Nature, Japon traditionnel et fantastique. Voici les principaux axes de ce manga écrit en 2000 par Kanji Yoshikai et Jinpachi Môri. Des thématiques qui ne doivent rien au hasard. A bientôt trente ans, Yoshikai est un amateur de cuisine mais également un défenseur du Japon traditionnel, de ses rizières et de sa culture. Une cause qu’il épousera une nouvelle fois dans son prochain manga. De son côté, on doit à Môri quelques livres comme L’Equilibre entre la tradition et la modernité et Les Rapports de force entre les grandes villes et les villes alentours. Des titres qui en disent long…

Yakusas et divinité

Tout commence dans un petit village tranquille au fin fond des montagnes japonaises. Entre récoltes, chasses et hommages aux dieux, la vie des habitants est réglée comme du papier à musique… jusqu’à ce que l’un des enfants parti tenter sa chance en ville ne revienne avec une grosse dette envers les Yakusa. Une somme assez importante en tout cas pour que ses créanciers prennent la peine d’envoyer deux hommes de main récupérer leur argent. C’est le début des ennuis à l’ombre des montagnes et du dieu Tajikarao qui veille sur le village. .

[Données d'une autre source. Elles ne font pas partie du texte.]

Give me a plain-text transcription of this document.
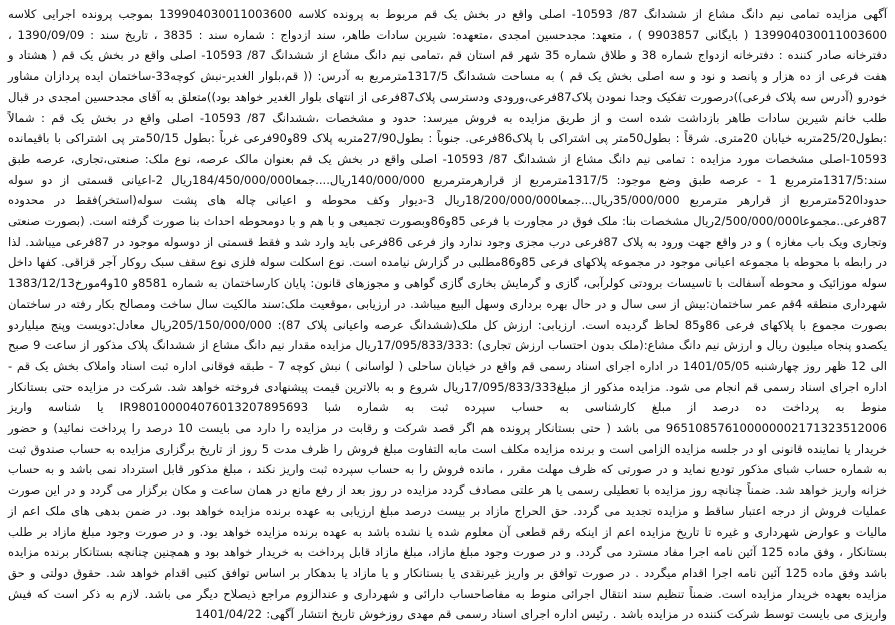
آگهی مزایده تمامی نیم دانگ مشاع از ششدانگ 87/ 10593- اصلی واقع در بخش یک قم مربوط به پرونده کلاسه 139904030011003600 بموجب پرونده اجرایی کلاسه 139904030011003600 ( بایگانی 9903857 ) ، متعهد: مجدحسین امجدی ،متعهده: شیرین سادات طاهر، سند ازدواج : شماره سند : 3835 ، تاریخ سند : 1390/09/09 ، دفترخانه صادر کننده : دفترخانه ازدواج شماره 38 و طلاق شماره 35 شهر قم استان قم ،تمامی نیم دانگ مشاع از ششدانگ 87/ 10593- اصلی واقع در بخش یک قم ( هشتاد و هفت فرعی از ده هزار و پانصد و نود و سه اصلی بخش یک قم ) به مساحت ششدانگ 1317/5مترمربع به آدرس: (( قم،بلوار الغدیر-نبش کوچه33-ساختمان ایده پردازان مشاور خودرو (آدرس سه پلاک فرعی))درصورت تفکیک وجدا نمودن پلاک87فرعی،ورودی ودسترسی پلاک87فرعی از انتهای بلوار الغدیر خواهد بود))متعلق به آقای مجدحسین امجدی در قبال طلب خانم شیرین سادات طاهر بازداشت شده است و از طریق مزایده به فروش میرسد: حدود و مشخصات ،ششدانگ 87/ 10593- اصلی واقع در بخش یک قم : شمالاً :بطول25/20متربه خیابان 20متری. شرقاً : بطول50متر پی اشتراکی با پلاک86فرعی. جنوباً : بطول27/90متربه پلاک 89و90فرعی غرباً :بطول 50/15متر پی اشتراکی با باقیمانده 10593-اصلی مشخصات مورد مزایده : تمامی نیم دانگ مشاع از ششدانگ 87/ 10593- اصلی واقع در بخش یک قم بعنوان مالک عرصه، نوع ملک: صنعتی،تجاری، عرصه طبق سند:1317/5مترمربع 1 - عرصه طبق وضع موجود: 1317/5مترمربع از قرارهرمترمربع 140/000/000ریال....جمعا184/450/000/000ریال 2-اعیانی قسمتی از دو سوله حدودا520مترمربع از قرارهر مترمربع 35/000/000ریال...جمعا18/200/000/000ریال 3-دیوار وکف محوطه و اعیانی چاله های پشت سوله(استخر)فقط در محدوده 87فرعی..مجموعا2/500/000/000ریال مشخصات بنا: ملک فوق در مجاورت با فرعی 85و86وبصورت تجمیعی و با هم و با دومحوطه احداث بنا صورت گرفته است. (بصورت صنعتی وتجاری ویک باب مغازه ) و در واقع جهت ورود به پلاک 87فرعی درب مجزی وجود ندارد واز فرعی 86فرعی باید وارد شد و فقط قسمتی از دوسوله موجود در 87فرعی میباشد. لذا در رابطه با محوطه با مجموعه اعیانی موجود در مجموعه پلاکهای فرعی 85و86مطلبی در گزارش نیامده است. نوع اسکلت سوله فلزی نوع سقف سبک روکار آجر قزاقی. کفها داخل سوله موزائیک و محوطه آسفالت با تاسیسات برودتی کولرآبی، گازی و گرمایش بخاری گازی گواهی و مجوزهای قانون: پایان کارساختمان به شماره 8581و 10و4مورخ1383/12/13 شهرداری منطقه 4قم عمر ساختمان:بیش از سی سال و در حال بهره برداری وسهل البیع میباشد. در ارزیابی ،موقعیت ملک:سند مالکیت سال ساخت ومصالح بکار رفته در ساختمان بصورت مجموع با پلاکهای فرعی 86و85 لحاظ گردیده است. ارزیابی: ارزش کل ملک(ششدانگ عرصه واعیانی پلاک 87): 205/150/000/000ریال معادل:دویست وپنج میلیاردو یکصدو پنجاه میلیون ریال و ارزش نیم دانگ مشاع:(ملک بدون احتساب ارزش تجاری) :17/095/833/333ریال مزایده مقدار نیم دانگ مشاع از ششدانگ پلاک مذکور از ساعت 9 صبح الی 12 ظهر روز چهارشنبه 1401/05/05 در اداره اجرای اسناد رسمی قم واقع در خیابان ساحلی ( لواسانی ) نبش کوچه 7 - طبقه فوقانی اداره ثبت اسناد واملاک بخش یک قم - اداره اجرای اسناد رسمی قم انجام می شود. مزایده مذکور از مبلغ17/095/833/333ریال شروع و به بالاترین قیمت پیشنهادی فروخته خواهد شد. شرکت در مزایده حتی بستانکار منوط به پرداخت ده درصد از مبلغ کارشناسی به حساب سپرده ثبت به شماره شبا IR980100004076013207895693 یا شناسه واریز 965108576100000002171323512006 می باشد ( حتی بستانکار پرونده هم اگر قصد شرکت و رقابت در مزایده را دارد می بایست 10 درصد را پرداخت نمائید) و حضور خریدار یا نماینده قانونی او در جلسه مزایده الزامی است و برنده مزایده مکلف است مابه التفاوت مبلغ فروش را ظرف مدت 5 روز از تاریخ برگزاری مزایده به حساب صندوق ثبت به شماره حساب شبای مذکور تودیع نماید و در صورتی که ظرف مهلت مقرر ، مانده فروش را به حساب سپرده ثبت واریز نکند ، مبلغ مذکور قابل استرداد نمی باشد و به حساب خزانه واریز خواهد شد. ضمناً چنانچه روز مزایده با تعطیلی رسمی یا هر علتی مصادف گردد مزایده در روز بعد از رفع مانع در همان ساعت و مکان برگزار می گردد و در این صورت عملیات فروش از درجه اعتبار ساقط و مزایده تجدید می گردد. حق الحراج مازاد بر بیست درصد مبلغ ارزیابی به عهده برنده مزایده خواهد بود. در ضمن بدهی های ملک اعم از مالیات و عوارض شهرداری و غیره تا تاریخ مزایده اعم از اینکه رقم قطعی آن معلوم شده یا نشده باشد به عهده برنده مزایده خواهد بود. و در صورت وجود مبلغ مازاد بر طلب بستانکار ، وفق ماده 125 آئین نامه اجرا مفاد مسترد می گردد. و در صورت وجود مبلغ مازاد، مبلغ مازاد قابل پرداخت به خریدار خواهد بود و همچنین چنانچه بستانکار برنده مزایده باشد وفق ماده 125 آئین نامه اجرا اقدام میگردد . در صورت توافق بر واریز غیرنقدی یا بستانکار و یا مازاد یا بدهکار بر اساس توافق کتبی اقدام خواهد شد. حقوق دولتی و حق مزایده بعهده خریدار مزایده است. ضمناً تنظیم سند انتقال اجرائی منوط به مفاصاحساب دارائی و شهرداری و عندالزوم مراجع ذیصلاح دیگر می باشد. لازم به ذکر است که فیش واریزی می بایست توسط شرکت کننده در مزایده باشد . رئیس اداره اجرای اسناد رسمی قم مهدی روزخوش تاریخ انتشار آگهی: 1401/04/22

Un scénario et une ambiance

L’Esprit de mon village
possède un atout essentiel : son scénario. On se laisse facilement prendre par cette histoire entre fantastique et tradition au cœur d’un petit village bien paisible. Il faut dire qu’avec 240 pages, les auteurs ont le temps de bâtir des atmosphères et de planter le décor. Bref, pour un novice en matière de manga comme moi, ce fut une agréable découverte qui change agréablement de la BD franco-belge. Une découverte qui sonne également comme un hommage au Japon traditionnel de la part de ses auteurs ce qui n’est pas forcément pour nous déplaire. Vivement la suite.